As I write this blog. I write grateful for hindsight and from a perspective of understanding spiritual warfare a little more than I did when I was walking the journey I am about to unfold for you.
Before we left on Outreach, as a school we prayed for each of the teams and prophesied over each other and encouraged each other. For the Kenya team our friends and staff who carried us through the the last 3 months consistently got impressions of the word “Unity” for our team. Now if you looked at our team you would laugh at this word as we could not be a more different bunch of people and in our differences many of us (including me) were strong willed and opinionated people. I was so happy when I heard this word because I thought the Lord was going to pleasantly surprise us by joining our hearts together and we would be one big happy family by the end of our outreach experience.

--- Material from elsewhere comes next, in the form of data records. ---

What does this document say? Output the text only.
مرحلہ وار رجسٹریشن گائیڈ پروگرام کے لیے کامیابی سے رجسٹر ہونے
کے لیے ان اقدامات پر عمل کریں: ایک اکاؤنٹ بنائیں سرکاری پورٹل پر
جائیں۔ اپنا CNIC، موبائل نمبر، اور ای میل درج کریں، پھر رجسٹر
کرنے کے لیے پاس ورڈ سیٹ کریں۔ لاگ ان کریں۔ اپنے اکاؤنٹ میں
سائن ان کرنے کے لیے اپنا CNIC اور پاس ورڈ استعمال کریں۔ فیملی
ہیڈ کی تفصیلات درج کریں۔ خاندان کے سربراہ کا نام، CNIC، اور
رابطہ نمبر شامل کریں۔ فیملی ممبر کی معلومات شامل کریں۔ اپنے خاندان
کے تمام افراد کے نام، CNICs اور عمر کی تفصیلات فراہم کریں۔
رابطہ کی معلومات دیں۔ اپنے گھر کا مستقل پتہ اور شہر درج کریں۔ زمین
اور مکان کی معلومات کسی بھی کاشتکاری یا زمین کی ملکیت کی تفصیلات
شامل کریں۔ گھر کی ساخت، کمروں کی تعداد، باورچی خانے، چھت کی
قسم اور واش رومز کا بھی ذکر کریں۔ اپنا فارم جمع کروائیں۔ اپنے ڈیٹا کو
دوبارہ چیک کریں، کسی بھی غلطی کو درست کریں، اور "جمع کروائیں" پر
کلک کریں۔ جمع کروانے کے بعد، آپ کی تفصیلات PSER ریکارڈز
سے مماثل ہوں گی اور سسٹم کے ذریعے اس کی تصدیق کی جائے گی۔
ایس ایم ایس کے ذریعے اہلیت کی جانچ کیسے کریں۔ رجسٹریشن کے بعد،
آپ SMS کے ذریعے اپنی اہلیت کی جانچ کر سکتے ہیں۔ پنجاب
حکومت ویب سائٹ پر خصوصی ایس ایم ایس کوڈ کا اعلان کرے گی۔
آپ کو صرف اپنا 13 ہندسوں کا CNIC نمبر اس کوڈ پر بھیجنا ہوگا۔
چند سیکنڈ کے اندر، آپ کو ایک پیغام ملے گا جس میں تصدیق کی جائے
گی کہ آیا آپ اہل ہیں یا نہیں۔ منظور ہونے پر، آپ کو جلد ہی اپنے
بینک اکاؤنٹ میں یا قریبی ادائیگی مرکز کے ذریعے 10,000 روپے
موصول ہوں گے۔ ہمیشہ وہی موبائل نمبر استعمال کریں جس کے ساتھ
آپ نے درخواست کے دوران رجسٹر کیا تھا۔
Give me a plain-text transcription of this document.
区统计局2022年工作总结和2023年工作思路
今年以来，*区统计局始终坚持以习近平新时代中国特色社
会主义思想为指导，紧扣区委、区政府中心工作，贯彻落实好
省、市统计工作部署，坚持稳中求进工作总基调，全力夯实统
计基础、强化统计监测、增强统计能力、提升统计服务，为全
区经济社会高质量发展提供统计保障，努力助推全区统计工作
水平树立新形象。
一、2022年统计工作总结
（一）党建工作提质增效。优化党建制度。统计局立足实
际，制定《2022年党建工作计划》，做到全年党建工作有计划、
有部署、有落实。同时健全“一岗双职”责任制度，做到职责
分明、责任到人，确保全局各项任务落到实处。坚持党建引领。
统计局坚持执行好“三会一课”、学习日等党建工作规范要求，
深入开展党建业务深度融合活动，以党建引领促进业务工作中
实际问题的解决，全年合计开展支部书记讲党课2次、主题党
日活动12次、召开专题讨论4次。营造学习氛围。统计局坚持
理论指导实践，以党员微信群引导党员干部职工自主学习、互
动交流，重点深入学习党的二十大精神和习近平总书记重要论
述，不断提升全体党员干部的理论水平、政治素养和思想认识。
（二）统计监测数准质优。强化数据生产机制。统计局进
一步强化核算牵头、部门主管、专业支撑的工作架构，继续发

Fortunately, one of the staff who prayed shared with us a similar word but she was given the wisdom to expand on this word. She told us that we would have to fight for this unity that we could not just expect our group to be united. And although I heard this I had no idea what this was going to look like in reality.
Three or four weeks into our outreach i was soon about to find out. In our second location. As I mention in my previous post about this location – we thought we found a tiny piece of heaven. Some members of my team rejoiced over the “peace” that they felt there and the love. But my immediate thought in response to this is maybe what they felt was peace was mainly influenced by the luxury that awaited us only a short walk across the compound in the guest house where our hosts resided.
I was offended by the luxury. Don’t get me wrong, my first stance was appreciation but it didn’t take long for me to move from a place of gratitude to a place of offence. An emotion that was unnecessary and rooted in judgement and one that I am still on a journey of working through. This for me was NOT “Outreach” whatever that meant.
From here things steadily began to get worse. As the title implies my team was divided. Some people loved this place their little slice of heaven and others of we struggled. We struggled with our hosts and with our team and it was hard. I didn’t know how to handle this. I was confused. so much was like chalk and cheese, light and darkness, black and white. The divisions were so clear. And from this place we did ministry. This for me was so sad because a lot of this came from relying on our own strength.
I felt like God wanted to work in our team as individuals but what could we do about the division.
With time an prayer I understand that I should have prayed. This was a battle one I was losing because my team was not united. There would be glimpses of togetherness but something would happen and the cords that were being joined would be severed again. At the same time, I believe that this time although difficult and tinged with elements of spiritual warfare that we failed to engage in as a team. It also showed the faithfulness of God. For those who benefited from this location God provided he blessed them with a home away from home and a place of comfort in a difficult first experience of overseas ministry or whatever the circumstance may have been.
Who am I to diminish the work of God in my team members lives? I have no right to that and because my experiences were not theirs I cannot say that it was not God. During our Debrief I was able to summarise my experience in this way: I don’t personally understand how some people in our team could gain anything from our experiences at this location, but God knew the needs that they had and he provided for them.
I am still confused by this experience and don’t understand how a team could be so divided in the same place having what appeared to be the same experience but I believe that God will give me peace in my heart.
Please share any thoughts you may have with me because as I am sure you have read I am still processing this.